Despite slowdown in the economy and low GDP growth numbers, Sensex 30 continued to rally in the month of Nov. A deeper look however, tells a different story. The market rally was limited to only a few large stocks like Reliance Industries, HDFC etc. Broader markets did not participate in the rally. As a result most of the mutual funds (which are more broad-based) did not give good returns. This kind of divergence is happening since last 2 years. As a result of this divergence, select large caps look severely over-valued. However, most of the medium and smaller sized companies look under-valued.
Major news for the investors
- Securities Exchange Board of India (SEBI) has increased the minimum investment limit to 50 lacs. This will be effective from January 1st.
- RBI has increased the Peer to Peer max limit to 50 lacs instead of 10 lacs. An investor can now invest a max of 50 lacs across all P2P platforms. This is a positive development as the investor gets an alternate investment option to generate decent risk adjusted returns. More so at a time when overall economy is not doing that great.
Let’s analyse other major events happened in last month
- Decline in GDP
The Gross Domestic Product (GDP) fell to 4.5% in the second quarter of the year 2019- 2020. It has declined by 0.5% from the first quarter which was 5%. And on a year on year basis it fell by 2.6%. The decline in GDP is due to a number of factors like slow down in private consumption, lack of credit. The government has taken many reforms to boost credit in the market.
- Halt in RBI Rate Cut
When all the experts expected the RBI's Monetary Policy Committee to cut the rates by 25-35 bps, but the MPC announced that it wouldn't cut the rates. After the five consecutive cuts, the repo rate will be unchanged at 5.15%.
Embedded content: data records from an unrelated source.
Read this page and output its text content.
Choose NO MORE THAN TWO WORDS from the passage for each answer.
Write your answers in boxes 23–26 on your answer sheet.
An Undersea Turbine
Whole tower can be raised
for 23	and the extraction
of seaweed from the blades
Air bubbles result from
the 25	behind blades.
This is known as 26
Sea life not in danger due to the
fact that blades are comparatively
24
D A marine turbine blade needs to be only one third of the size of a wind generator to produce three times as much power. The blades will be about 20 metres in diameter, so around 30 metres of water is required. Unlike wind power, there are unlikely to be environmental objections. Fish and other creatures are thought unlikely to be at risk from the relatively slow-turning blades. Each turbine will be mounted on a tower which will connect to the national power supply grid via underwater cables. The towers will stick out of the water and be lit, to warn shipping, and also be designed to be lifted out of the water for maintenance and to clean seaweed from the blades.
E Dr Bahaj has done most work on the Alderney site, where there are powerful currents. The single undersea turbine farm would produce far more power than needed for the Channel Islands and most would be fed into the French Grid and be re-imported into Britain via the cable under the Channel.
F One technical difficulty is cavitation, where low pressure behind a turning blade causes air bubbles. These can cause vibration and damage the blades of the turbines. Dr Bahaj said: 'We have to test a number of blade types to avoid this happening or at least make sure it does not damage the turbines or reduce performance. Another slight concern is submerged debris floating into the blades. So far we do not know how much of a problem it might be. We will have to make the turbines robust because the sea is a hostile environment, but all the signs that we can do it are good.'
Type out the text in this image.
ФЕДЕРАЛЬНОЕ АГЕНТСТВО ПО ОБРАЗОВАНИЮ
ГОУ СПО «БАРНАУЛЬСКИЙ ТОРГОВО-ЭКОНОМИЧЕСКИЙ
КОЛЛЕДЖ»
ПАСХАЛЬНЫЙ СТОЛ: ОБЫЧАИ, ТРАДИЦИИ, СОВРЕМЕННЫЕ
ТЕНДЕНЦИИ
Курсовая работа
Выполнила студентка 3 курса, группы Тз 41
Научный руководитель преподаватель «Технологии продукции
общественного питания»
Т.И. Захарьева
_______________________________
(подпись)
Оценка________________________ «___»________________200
- Car Sales continue to slide
Car sales went down in last month after a hike in the festive season. It declined by almost 8%. Auto brands continued with their downward trend despite its short term cheer in October due to the festive season.
- Increased inflows from FPIs
The foreign portfolio investments have increased after the reforms by the government to attract foreign investors. Foreign Portfolio Investments in November was the highest since April 2019.
Why the Indian markets continues to rally, when the economic indicators are slowing down?
The rally was limited to just a handful of 10-15 very large stocks. There are 5000+ public listed companies which are not part of Sensex30. In-fact in 2019, the mid-caps and small-caps have lost 4% and 9% respectively so far.
Kindly refer to the below graphs for a summary of major macroeconomic parameters and their respective trends:
PMI India fell to a two year low of 50.6 in October 2019.
Inflation in India increased to 4.62% in October from 3.99% in the previous month and above market expectations of 4.25%.
India's trade gap narrowed to USD 11.01 billion in October 2019 and below market expectations of USD 12.05 billion.
Car Sales in India increased to 2.23 in October 2019 from 1.90 in the previous month.
The corporate earnings are showing a positive trend from the last quarter. This could be attributed primarily to the corporate tax rate cut announced by the Government.
Markets are fairly valued on the basis of historical P/E basis. However, it is undervalued on a historical P/B basis.